Step by Step Procedure for the Injection                      

This procedure is usually done during the administration of the cortisone. It may be administered near the joint capsule or inside the joint capsule. All of this is dependent on the kind of illness being treated.

First, the patient will be asked to sit or lie down. This will make it easy for the doctor to access the joint. For instance, if the injection is directed at the knee, the patient is asked to recline on their back with the knee bent or straight. A rolled up towel may be used to provide support.

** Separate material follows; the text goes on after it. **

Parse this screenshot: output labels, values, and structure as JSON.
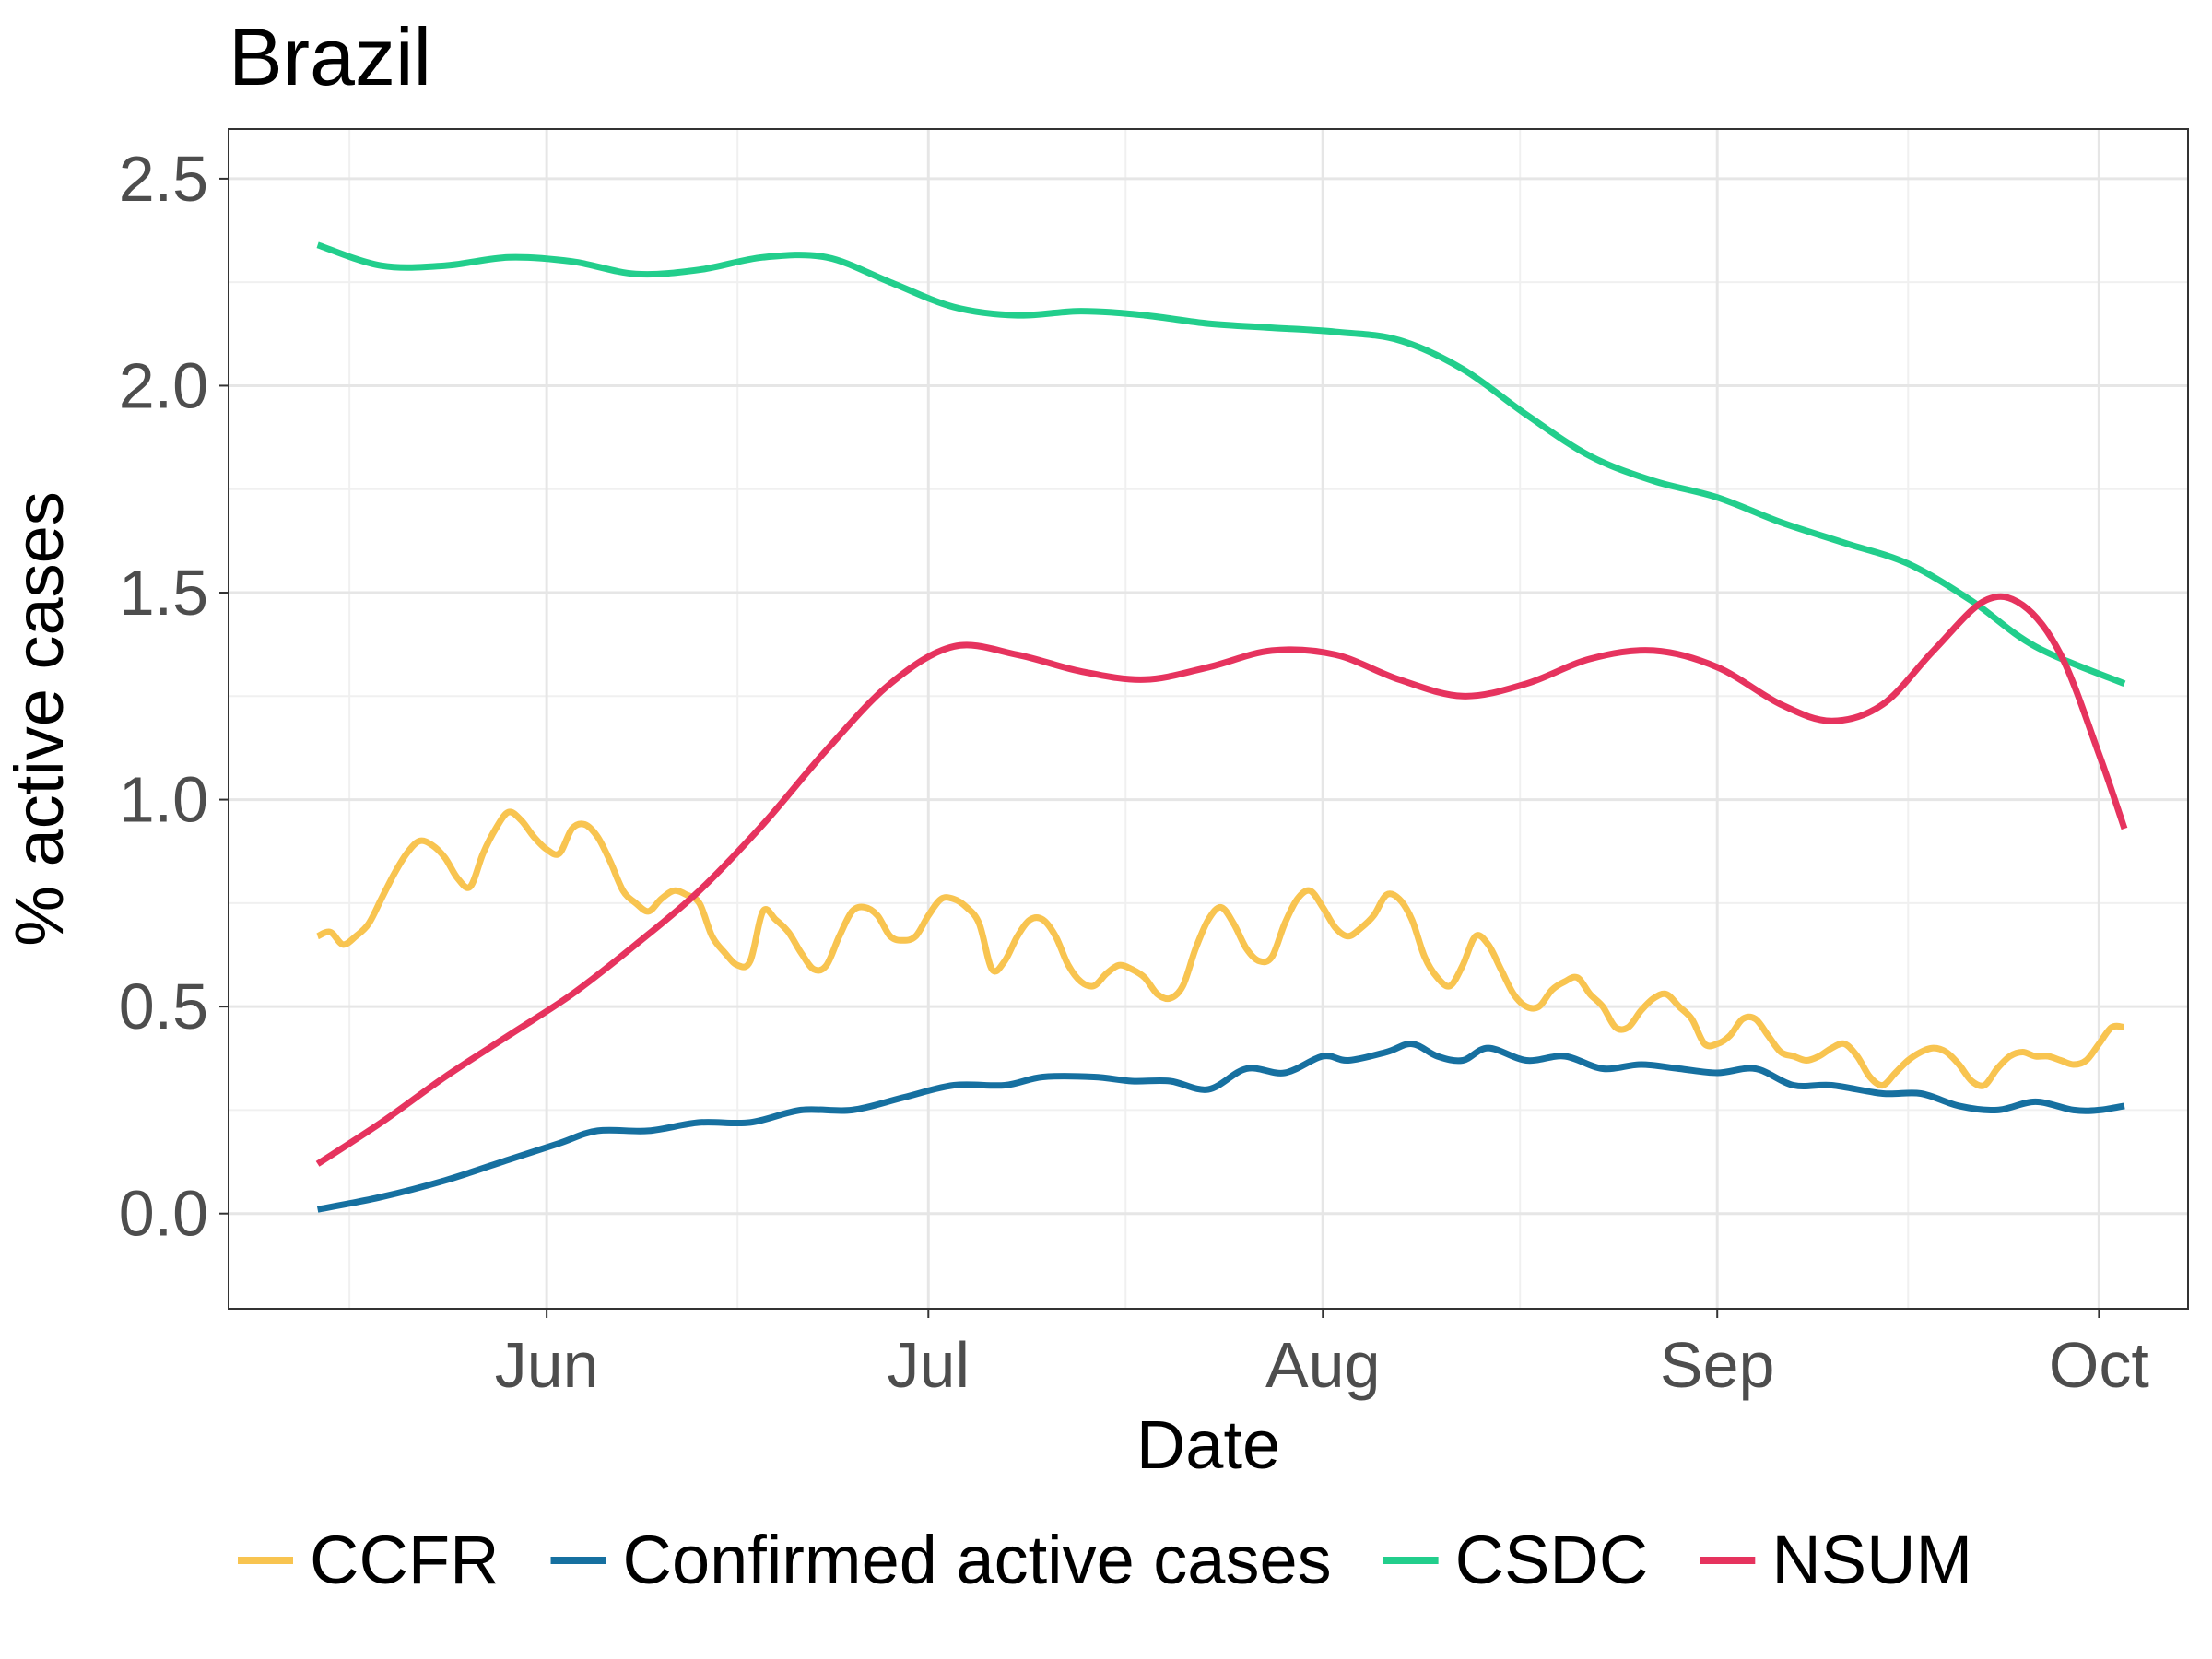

Before the injection, the patient will have the area of the joint cleaned with a disinfectant. The patient is then encouraged to relax. By relaxing the muscles, it helps to make the process of injecting the cortisone easy.

If ultrasound imaging is used, a gel is applied to the skin near the injection area. A technician will gently press an ultrasound transducer against the area covered in gel. An image of the joint will then be shown on the screen for the doctors to see. A topical anesthetic may be administered to numb the injection site.

Why is cortisone administered?

Cortisone injections are used to reduce inflammation. They are not used to relieve pain. However, the long-term effect of reducing inflammation is that pain will dissipate. The shots are used to treat various conditions such as gout, acne cysts, tendonitis, and arthritis. After the shot, fatty tissue around the injection site may appear sulky, but this is only temporary.

Since cortisone comes with some risks, there is a limit on the number of injections that can be administered. If you are allergic to cortisone, it should not be administered. It is also worth noting that it can weaken your immunity or make an existing infection worse. It can also increase your risk of getting new infections.

Besides that, if you recently experienced an illness, it is important that you tell the doctor. Also, avoid being close to people who have any illness after you get the infection. It is especially so if they have a communicable disease.

While on cortisone, it is not advisable to get any live viral vaccines. This includes the flu vaccine, yellow fever, smallpox, or the shingles vaccines. Non-live vaccines are no cause for worry although your doctor is best suited to help you understand that.

If you are exposed to measles or chicken pox after taking cortisone, you should get in touch with your doctor. If you do not, these conditions can be life-threatening. Steroids may also affect the rate of growth in kids. If you notice your child is not growing, it is important that you contact the doctor.

Getting Cortisone at the ER

Doctors at the ER, including at Frontline ER, do have training on how to administer cortisone. However, if you are visiting the hospital for a condition that requires cortisone, it is because you have pain. In most cases, pain is not considered a life-threatening case.

Thus, you will most likely have been administered painkillers by your GP. As such, do not expect to get cortisone injections from the ER. It is only in very rare circumstances that you may be administered with cortisone at the ER. In such a case, there is a good chance that your insurer will not cover you.

Besides that, if you go to the ER complaining of pain, the ER staff will most likely ask you to provide them with contacts to your doctor. They treat such cases with suspicion and may suspect you are a pain medication addict. In summary, it is highly unlikely that you will get cortisone injections at the ER.